Het Nationaal Slavernijmuseum moet in een toonaangevend gebouw komen op de kop van het Java-eiland in Amsterdam-Oost. Die voorkeurslocatie maakten drie kwartiermakers donderdag bekend na anderhalf jaar onderzoek. Het museum moet een compleet beeld gaan geven van het Nederlandse koloniale slavernijverleden.
Eerder werden al negen mogelijke locaties in de hoofdstad genoemd. Naast het Java-eiland in Oost waren dat bijvoorbeeld het Nelson Mandelapark (Zuidoost), de Zuidas (Zuid) en het Marineterrein (Centrum).
Volgens de kwartiermakers John Leerdam, Peggy Brandon en David Brandwagt is de kop van het Java-eiland "een waardige en prominente plek aan doorgaand stromend water", is het goed bereikbaar en is er genoeg ruimte.
Het museumgebouw zou hoogwaardig moeten zijn, het liefst 9000 vierkante meter, met een uiterlijk dat recht doet aan "de bijzondere inhoud ervan, in architectuur, uitstraling, materiaal, vorm en omgeving". Voor de erkenning en herkenning van het slavernijverleden is "een zichtbaar en krachtig gebaar" belangrijk, zo klinkt het advies. Het drietal denkt dat het museum in 2029 of 2030 open kan.
De verkenners bezochten verschillende musea en kennisinstituten en hielden talloze gesprekken met nazaten, gemeenschappen, geïnteresseerden en andere experts.
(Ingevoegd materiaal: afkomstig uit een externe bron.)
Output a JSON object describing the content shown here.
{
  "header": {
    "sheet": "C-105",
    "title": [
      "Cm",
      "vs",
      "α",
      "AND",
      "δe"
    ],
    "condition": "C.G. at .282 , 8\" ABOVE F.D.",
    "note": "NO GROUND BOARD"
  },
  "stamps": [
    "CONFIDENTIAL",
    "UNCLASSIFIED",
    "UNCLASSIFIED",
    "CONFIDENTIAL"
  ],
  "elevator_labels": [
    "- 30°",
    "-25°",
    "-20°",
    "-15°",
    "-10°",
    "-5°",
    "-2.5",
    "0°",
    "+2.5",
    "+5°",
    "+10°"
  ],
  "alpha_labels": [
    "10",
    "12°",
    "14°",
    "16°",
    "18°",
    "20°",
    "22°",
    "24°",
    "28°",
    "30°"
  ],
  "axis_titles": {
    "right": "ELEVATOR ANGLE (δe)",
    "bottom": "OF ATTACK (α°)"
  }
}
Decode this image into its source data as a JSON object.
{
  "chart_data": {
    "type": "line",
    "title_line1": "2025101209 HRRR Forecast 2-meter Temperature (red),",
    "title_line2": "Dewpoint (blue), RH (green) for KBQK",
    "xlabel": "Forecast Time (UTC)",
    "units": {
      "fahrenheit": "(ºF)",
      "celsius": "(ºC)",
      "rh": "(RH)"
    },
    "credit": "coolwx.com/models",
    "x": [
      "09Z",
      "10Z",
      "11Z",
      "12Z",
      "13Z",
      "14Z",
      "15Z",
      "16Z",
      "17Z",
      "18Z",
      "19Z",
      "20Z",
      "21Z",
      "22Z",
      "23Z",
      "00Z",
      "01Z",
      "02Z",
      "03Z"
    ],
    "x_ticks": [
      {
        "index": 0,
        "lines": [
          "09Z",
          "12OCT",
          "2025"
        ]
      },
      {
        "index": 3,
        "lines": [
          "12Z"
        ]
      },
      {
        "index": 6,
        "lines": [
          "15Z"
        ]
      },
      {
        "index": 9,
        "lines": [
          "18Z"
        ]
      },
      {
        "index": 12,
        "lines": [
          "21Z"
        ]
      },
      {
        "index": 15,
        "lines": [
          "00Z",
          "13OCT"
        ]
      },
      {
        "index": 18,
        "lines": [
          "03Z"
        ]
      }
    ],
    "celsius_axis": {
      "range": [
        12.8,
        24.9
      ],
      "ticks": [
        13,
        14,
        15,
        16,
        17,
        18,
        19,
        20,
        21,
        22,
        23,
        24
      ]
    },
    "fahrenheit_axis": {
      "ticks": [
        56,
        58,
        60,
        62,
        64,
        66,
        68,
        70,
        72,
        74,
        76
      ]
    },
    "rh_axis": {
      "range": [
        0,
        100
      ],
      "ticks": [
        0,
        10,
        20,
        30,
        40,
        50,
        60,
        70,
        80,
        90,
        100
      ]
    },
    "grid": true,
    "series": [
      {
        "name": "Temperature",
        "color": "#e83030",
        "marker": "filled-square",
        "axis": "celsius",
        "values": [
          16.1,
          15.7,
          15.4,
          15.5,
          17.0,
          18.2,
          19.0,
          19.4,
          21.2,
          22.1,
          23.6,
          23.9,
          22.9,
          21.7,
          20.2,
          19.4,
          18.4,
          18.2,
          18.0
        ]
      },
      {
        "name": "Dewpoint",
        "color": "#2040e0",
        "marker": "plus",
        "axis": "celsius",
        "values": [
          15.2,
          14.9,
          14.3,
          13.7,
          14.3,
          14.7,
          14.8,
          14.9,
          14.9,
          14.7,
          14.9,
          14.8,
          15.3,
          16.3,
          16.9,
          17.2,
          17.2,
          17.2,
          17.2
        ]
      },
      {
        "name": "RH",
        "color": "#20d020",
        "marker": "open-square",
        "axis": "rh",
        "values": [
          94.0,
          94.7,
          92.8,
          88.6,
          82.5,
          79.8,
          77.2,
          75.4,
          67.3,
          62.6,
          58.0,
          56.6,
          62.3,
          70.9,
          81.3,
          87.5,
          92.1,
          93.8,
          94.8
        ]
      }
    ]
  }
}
Ze schreven het advies in opdracht van het ministerie van OCW en de gemeente Amsterdam.
In het museum zouden verschillende tijdvakken moeten komen. "In elk tijdvak kan de bezoeker een deel van de eeuwenlange geschiedenis ervaren aan de hand van verhalen en thema's." Ook zou er een kindermuseum moeten komen, en een kenniscentrum waar mensen hun familiegeschiedenis kunnen onderzoeken.
Na dit voorstel volgen er adviezen van onder meer stadsdeel Oost, de Amsterdamse Kunstraad en de Raad voor Cultuur. Daarna nemen de gemeente Amsterdam en het Rijk een definitief besluit over de bouw en financiering van het museum. Dat volgt later dit jaar, zo is de verwachting.
Demissionair premier Mark Rutte vindt het museum een belangrijk onderdeel van "het verhaal achter de komma", na de excuses voor de rol van de Nederlandse staat in het slavernijverleden. "Het slavernijmuseum heeft daarin straks een centrale rol, als centrum van kennis en dialoog." Volgens burgemeester Femke Halsema hebben die excuses "ons land de hoop gegeven dat er een weg is naar een toekomst zonder racisme. Het slavernijmuseum is onmisbaar om die hoop in te lossen."